Western Sydney University, s.dagistanli@westernsydney.edu.au

Official and popular commentary, from multiple political perspectives, often seeks to pin down the role of ‘culture’ in explaining incidences of gendered violence and sexual abuse. Yet these narratives rarely, if ever, attempt to define the vague notion of culture or even explain their usage of the term. In cases of gendered violence, the scramble to apportion blame propagates a simplistic binary between absolute free will on the one hand, and cultural determinism on the other. This paper argues that both sides of this binary are troubling. It explains how, when an ethnic, race(d) or religious cultural group is popularly held accountable for instilling an offender with violent attitudes, abuse becomes racialised and whole communities can be subject to racist recriminations.

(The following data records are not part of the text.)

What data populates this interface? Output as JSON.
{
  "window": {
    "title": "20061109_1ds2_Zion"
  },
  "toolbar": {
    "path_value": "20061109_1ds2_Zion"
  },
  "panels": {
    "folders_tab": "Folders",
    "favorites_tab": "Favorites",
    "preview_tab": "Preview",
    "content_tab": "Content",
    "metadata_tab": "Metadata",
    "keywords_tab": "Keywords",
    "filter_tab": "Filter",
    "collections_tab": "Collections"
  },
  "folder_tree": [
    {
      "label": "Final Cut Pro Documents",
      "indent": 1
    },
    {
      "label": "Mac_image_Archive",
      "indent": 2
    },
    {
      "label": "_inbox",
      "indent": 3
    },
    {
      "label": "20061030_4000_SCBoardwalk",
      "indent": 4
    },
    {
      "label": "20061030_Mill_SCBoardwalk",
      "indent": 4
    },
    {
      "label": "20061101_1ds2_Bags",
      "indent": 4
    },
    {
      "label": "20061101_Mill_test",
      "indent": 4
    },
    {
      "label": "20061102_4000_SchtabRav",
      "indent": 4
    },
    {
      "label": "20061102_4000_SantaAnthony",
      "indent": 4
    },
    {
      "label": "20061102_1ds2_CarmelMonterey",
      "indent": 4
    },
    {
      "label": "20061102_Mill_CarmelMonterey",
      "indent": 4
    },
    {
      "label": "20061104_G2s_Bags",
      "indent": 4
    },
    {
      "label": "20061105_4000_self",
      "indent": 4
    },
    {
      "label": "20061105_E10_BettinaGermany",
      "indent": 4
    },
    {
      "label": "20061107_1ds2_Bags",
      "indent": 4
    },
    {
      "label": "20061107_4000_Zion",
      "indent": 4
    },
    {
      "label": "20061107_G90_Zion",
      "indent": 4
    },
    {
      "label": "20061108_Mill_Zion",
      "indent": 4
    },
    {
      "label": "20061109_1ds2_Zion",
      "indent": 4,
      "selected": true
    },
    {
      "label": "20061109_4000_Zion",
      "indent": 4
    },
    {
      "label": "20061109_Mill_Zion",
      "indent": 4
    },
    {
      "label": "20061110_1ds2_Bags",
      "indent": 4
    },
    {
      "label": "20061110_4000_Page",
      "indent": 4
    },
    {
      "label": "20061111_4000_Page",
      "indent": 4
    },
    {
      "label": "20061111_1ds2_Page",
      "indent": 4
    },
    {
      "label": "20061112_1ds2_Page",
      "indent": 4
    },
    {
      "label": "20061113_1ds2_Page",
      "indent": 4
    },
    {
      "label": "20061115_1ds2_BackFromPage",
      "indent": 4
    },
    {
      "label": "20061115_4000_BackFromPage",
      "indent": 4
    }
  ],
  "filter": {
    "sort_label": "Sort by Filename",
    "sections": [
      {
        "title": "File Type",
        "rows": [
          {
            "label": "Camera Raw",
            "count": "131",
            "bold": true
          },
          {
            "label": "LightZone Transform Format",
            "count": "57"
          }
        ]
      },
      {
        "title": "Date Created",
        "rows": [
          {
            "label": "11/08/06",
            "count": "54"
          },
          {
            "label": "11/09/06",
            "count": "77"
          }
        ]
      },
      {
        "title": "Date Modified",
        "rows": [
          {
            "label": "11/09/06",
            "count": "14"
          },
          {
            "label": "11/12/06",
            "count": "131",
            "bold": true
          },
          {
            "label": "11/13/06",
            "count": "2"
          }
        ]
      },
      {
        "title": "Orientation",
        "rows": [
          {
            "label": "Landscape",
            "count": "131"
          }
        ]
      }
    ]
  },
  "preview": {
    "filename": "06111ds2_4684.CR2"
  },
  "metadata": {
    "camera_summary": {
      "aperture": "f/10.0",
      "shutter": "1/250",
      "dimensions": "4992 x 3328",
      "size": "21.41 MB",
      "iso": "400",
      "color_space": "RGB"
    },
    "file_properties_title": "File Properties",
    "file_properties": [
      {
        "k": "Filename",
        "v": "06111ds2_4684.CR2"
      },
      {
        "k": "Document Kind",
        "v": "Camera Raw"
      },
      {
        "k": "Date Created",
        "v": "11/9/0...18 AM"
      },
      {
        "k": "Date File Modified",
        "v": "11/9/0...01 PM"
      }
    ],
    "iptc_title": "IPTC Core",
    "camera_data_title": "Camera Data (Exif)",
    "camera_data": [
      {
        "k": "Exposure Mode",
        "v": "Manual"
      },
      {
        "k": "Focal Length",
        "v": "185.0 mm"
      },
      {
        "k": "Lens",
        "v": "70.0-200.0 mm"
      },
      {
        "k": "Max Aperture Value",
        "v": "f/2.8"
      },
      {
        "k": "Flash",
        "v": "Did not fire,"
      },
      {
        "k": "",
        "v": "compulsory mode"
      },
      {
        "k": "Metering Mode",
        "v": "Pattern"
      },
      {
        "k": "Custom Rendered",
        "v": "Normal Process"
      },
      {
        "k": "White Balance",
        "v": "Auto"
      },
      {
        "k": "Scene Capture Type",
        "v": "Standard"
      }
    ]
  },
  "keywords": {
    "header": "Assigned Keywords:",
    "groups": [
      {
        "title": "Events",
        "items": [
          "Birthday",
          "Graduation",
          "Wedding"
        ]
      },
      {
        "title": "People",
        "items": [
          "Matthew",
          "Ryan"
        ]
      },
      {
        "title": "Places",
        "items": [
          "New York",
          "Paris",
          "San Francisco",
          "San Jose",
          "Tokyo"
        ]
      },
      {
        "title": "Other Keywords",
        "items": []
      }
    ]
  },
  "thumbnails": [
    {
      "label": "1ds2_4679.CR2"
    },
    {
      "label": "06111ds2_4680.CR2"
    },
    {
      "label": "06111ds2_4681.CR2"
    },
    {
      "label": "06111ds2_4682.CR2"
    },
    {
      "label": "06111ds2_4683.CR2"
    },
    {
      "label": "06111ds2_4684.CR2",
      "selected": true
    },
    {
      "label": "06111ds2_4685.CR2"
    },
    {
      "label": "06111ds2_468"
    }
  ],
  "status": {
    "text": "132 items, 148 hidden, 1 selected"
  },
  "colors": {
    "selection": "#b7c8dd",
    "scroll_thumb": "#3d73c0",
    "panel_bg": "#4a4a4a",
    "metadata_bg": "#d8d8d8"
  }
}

Alternatively, when individual responsibility is solely emphasised cultural frameworks that normalise abusive behaviours are overlooked, the sexual abuse of disadvantaged groups escapes censure, and opportunities for prevention are ignored or, at best, approached superficially. This paper surmises on these themes through a comparative analysis of the official and popular discourses around the racialised sexual abuse cases in Rochdale, UK, and the multiple sexual abuse cases involving Australian Defence Force members that have come to light since the “Skype scandal” of 2011.

Biography

Selda Dagistanli is a lecturer in criminology at Western Sydney University. Selda researches in a range of inter-disciplinary areas relating to “cultures of abuse” and the racialisation of gendered violence, multicultural politics and anti-Muslim racism, and cultural diversity and the law through the critical analysis of legal and political discourses. She is currently completing a monograph with Taylor & Francis titled, Trialling Culture, Protecting Women: Racialising Sexual Violence in Legal and Political Discourses. She has recently been a CI on an ARC Discovery Project exploring ‘Sharia in everyday life in Sydney and New York with Professors Possamai, Turner and Voyce.